Magnesium is found in many food sources: including seeds, vegetables, nuts (cashews and peanuts in particular), brown rice, and quinoa. Despite this, it can be difficult to get enough in your diet. If you suspect a deficiency, then magnesium supplementation may be appropriate, especially since excess magnesium is naturally easily removed from your body.

5 - Protein
Lack of protein has been found to be one of the reasons people wake up at night feeling hungry or fatigued. Proteins are the building blocks of rejuvenation, but they are also more sustainable than carbohydrates.Ensuring you have enough protein in your diet throughout the day will ensure that you don't wake up with an empty stomach or low blood sugar, and it will ensure that your body has the necessary fuel it needs to repair tired muscles.

6 - caffeine and alcohol
Both caffeine and alcohol are known to alter the quality of your sleep.

Set a strict caffeine limit at noon. It will take a while to train to maintain it. Look for nice decaffeinated coffees that allow you to enjoy afternoon coffee and cake.

As for alcohol, I would simply suggest drinking in moderation and avoiding drinking too late at night.

7 - Natural environment
The best temperature for sleeping is 18 degrees Celsius. Hotter than this and your body will work to stay cool; much colder than this and your body is working to stay warm. Open the window to allow fresh air to circulate in your room, but also try to maintain a stable room temperature around 18 degrees.

There is a great saying: "spend as much as you can on your bed and shoes, because when you're not in one, you're in the other. "

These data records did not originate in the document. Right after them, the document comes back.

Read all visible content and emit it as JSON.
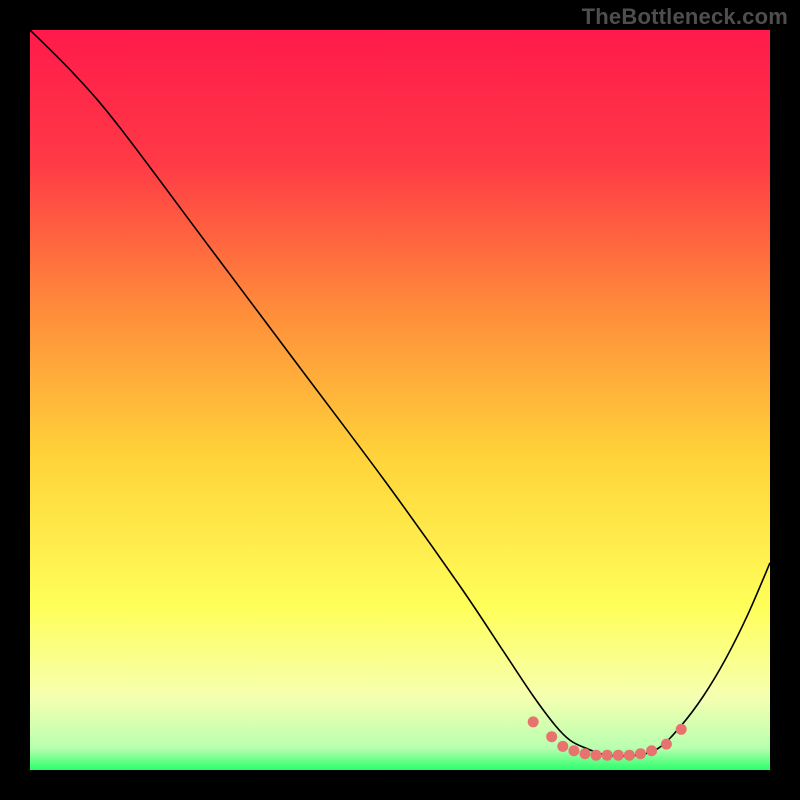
{
  "watermark": "TheBottleneck.com",
  "chart_data": {
    "type": "line",
    "title": "",
    "xlabel": "",
    "ylabel": "",
    "xlim": [
      0,
      100
    ],
    "ylim": [
      0,
      100
    ],
    "grid": false,
    "legend": null,
    "background_gradient": {
      "stops": [
        {
          "offset": 0.0,
          "color": "#ff1a4b"
        },
        {
          "offset": 0.18,
          "color": "#ff3a46"
        },
        {
          "offset": 0.38,
          "color": "#ff8d3a"
        },
        {
          "offset": 0.58,
          "color": "#ffd43a"
        },
        {
          "offset": 0.78,
          "color": "#ffff5a"
        },
        {
          "offset": 0.9,
          "color": "#f6ffb0"
        },
        {
          "offset": 0.97,
          "color": "#b9ffb0"
        },
        {
          "offset": 1.0,
          "color": "#2bff6c"
        }
      ]
    },
    "series": [
      {
        "name": "curve",
        "color": "#000000",
        "width": 1.6,
        "x": [
          0,
          6,
          12,
          24,
          36,
          48,
          58,
          64,
          68,
          71,
          73,
          75,
          78,
          82,
          85,
          88,
          91,
          94,
          97,
          100
        ],
        "y": [
          100,
          94,
          87,
          71,
          55,
          39,
          25,
          16,
          10,
          6,
          4,
          3,
          2,
          2,
          3,
          6,
          10,
          15,
          21,
          28
        ]
      }
    ],
    "markers": {
      "name": "sweet-spot",
      "color": "#e7736f",
      "radius": 5.5,
      "points": [
        {
          "x": 68.0,
          "y": 6.5
        },
        {
          "x": 70.5,
          "y": 4.5
        },
        {
          "x": 72.0,
          "y": 3.2
        },
        {
          "x": 73.5,
          "y": 2.6
        },
        {
          "x": 75.0,
          "y": 2.2
        },
        {
          "x": 76.5,
          "y": 2.0
        },
        {
          "x": 78.0,
          "y": 2.0
        },
        {
          "x": 79.5,
          "y": 2.0
        },
        {
          "x": 81.0,
          "y": 2.0
        },
        {
          "x": 82.5,
          "y": 2.2
        },
        {
          "x": 84.0,
          "y": 2.6
        },
        {
          "x": 86.0,
          "y": 3.5
        },
        {
          "x": 88.0,
          "y": 5.5
        }
      ]
    }
  }
}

* Additional advice * - Benefits of heavy blankets
Heavy blankets can provide benefits by offering deep pressure to improve the quality of sleep. Deep pressure stimulation uses practical pressure to relax the nervous system; helping to relieve pain, decrease anxiety and improve mood.

These blankets have been shown to provide positive results in various conditions; including autism, ADHD, and anxiety. They can help calm a restless body and reduce feelings of anxiety that can cause trouble sleeping.